Alternative splicing of the fibronectin EIIIB exon depends on specific TGCATG repeats

Abstract

The fibronectin EIIIB exon is alternatively spliced in a cell-type-specific manner, and TGCATG repeats in the intron downstream of EIIIB have been implicated in this regulation. Analysis of the intron sequence from several vertebrates shows that the pattern of repeats in the 3' half of the intron is evolutionarily conserved. Point mutations in certain highly conserved repeats greatly reduce EIIIB inclusion, suggesting that a multicomponent complex may recognize the repeats. Expression of the SR protein SRp40, SRp20, or ASF/SF2 stimulates EIIIB inclusion. Studies of the interplay between mutations in the repeats and SRp40-stimulated inclusion suggest that the repeats are recognized in many, if not all, cell types, and that EIIIB inclusion may be regulated by quantitative changes in multiple factors.

FIG. 1

Conservation of TGCATG repeats among four vertebrates. (A) Diagram of all occurrences of the sequence NGCATGN in the intron following EIIIB for rat, human, chicken, and frog genes. The human intron sequence was obtained from GenBank accession no. X07717. The positions of the repeats are drawn to scale, with the EIIIB exon at the left. (B) Alignment of the four repeats most conserved in position.
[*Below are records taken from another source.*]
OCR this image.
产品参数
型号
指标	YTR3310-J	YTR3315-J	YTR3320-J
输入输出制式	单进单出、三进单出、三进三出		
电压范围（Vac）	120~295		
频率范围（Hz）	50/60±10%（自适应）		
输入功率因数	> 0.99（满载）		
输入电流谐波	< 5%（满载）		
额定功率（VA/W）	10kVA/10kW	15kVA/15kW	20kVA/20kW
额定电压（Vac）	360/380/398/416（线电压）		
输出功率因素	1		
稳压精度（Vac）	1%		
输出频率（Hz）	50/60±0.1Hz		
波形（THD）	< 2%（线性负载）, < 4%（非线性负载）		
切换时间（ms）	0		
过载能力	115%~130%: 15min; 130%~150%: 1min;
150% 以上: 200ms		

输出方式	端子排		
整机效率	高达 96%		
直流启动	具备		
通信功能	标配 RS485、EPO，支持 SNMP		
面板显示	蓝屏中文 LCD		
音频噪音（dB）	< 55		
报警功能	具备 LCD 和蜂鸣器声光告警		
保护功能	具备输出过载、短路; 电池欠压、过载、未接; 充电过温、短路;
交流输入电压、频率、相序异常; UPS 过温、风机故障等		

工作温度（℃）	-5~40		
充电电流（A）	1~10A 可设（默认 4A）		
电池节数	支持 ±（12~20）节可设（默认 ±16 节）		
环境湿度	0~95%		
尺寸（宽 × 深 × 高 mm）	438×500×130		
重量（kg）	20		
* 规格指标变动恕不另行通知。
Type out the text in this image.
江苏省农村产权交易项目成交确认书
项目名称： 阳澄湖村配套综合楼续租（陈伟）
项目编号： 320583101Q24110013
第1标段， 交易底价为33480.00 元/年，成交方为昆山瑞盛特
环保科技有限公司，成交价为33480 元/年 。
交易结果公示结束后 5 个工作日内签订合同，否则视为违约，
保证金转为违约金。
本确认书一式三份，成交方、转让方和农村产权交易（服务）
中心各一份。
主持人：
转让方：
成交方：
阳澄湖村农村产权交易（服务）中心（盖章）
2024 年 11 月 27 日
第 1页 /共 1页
From the top, these correspond to the fifth, sixth, seventh, and eighth repeats of the rat intron. Locations are given as the number of nucleotides (inclusive) between the first T of the TGCATG sequence and the 3′ splice site.

FIG. 2

Minigene and RNase protection probe. (A) Schematic of the fibronectin EIIIB minigene described in detail in reference . hGH, human growth hormone; 3′UTR, 3′ untranslated region. (B) Illustration of RNase protection probe used in quantifying EIIIB inclusion. The transcribed probe was uniformly labeled and was complementary to III-8a/8b/9 and to 150 bases of EIIIB.

FIG. 3

Schematic of mutations tested. The intron downstream of EIIIB is shown. An “X” corresponds to the mutation of a GCATG to a GACTG, with the exception of plasmid 5PT, in which GCATG was converted to ACATG. ΔGA is a 495-bp deletion. SmAc has an insertion of about 500 bp from the intron following exon III-9 into ΔGA. Both ΔGA and SmAc are described in reference . Δ34 replaces a 40-bp region containing repeats 3 and 4 with an MluI site.

FIG. 4

Mutational analysis of repeats in 293 cell transient transfections. (A) RNase protection analysis. Locations of undigested probe and protected fragments are indicated on the right. Lane 1, undigested probe; lane 2, mock-transfected 293 cells; lanes 3 to 13, transfections with indicated constructs. HAfl is a control showing that modifications of the BglII and AflII sites, which were used in constructing the mutants, had no effect on inclusion. (B) Quantitation of RNase protections. Means and standard deviations for two to three separate transfections are given.

FIG. 5

Stimulation of EIIIB inclusion in COS by cotransfection with plasmids encoding SR proteins. RNase protection assays were performed as for Fig. 4A. Lane 1, undigested probe; lane 2, untransfected COS; lane 3, wt minigene cotransfected with empty expression vector CG; lanes 4 to 9, wt minigene cotransfected with 2 or 4 μg of plasmid expressing the indicated cDNA.

FIG. 6

Mutational analysis of repeats in COS and 293 cells cotransfected with an SRp40 vector. (A) COS cells. Indicated minigenes were cotransfected with 2 μg of SRp40-expressing plasmid and analyzed by RNase protection. Due to substantial day-to-day fluctuations in the absolute amount of stimulation by cotransfection, the inclusion levels of each set of transfections were normalized to that of the wt minigene from that set. Means and standard deviations for two to six sets of transfection are given. The average EIIIB⁺/EIIIB⁻ ratio of the wt minigene in these experiments was 0.13. (B) 293 cells. The indicated minigenes were cotransfected with 1 μg of SRp40 expressing plasmid and analyzed by RNase protection. For comparison with COS cells, inclusion levels are again normalized to that of the wt minigene. Means and standard deviations for two experiments are given. The average EIIIB⁺/EIIIB⁻ ratio of the wt minigene in these experiments was 0.59 ± 0.05.

FIG. 7

Mutational analysis of repeats in COS and 293 cells after modification of EIIIB. (A) The relevant parts of the plasmids constructed are diagrammed. HB24 deleted the HB region in EIIIB and replaced it with a 24-bp polylinker. This exonic mutation was combined with ΔGA, Δ34, and 78KO, as shown. (B) The indicated minigenes were transfected into either COS or 293 cells and analyzed by RNase protection. Means and standard deviations for two experiments are given.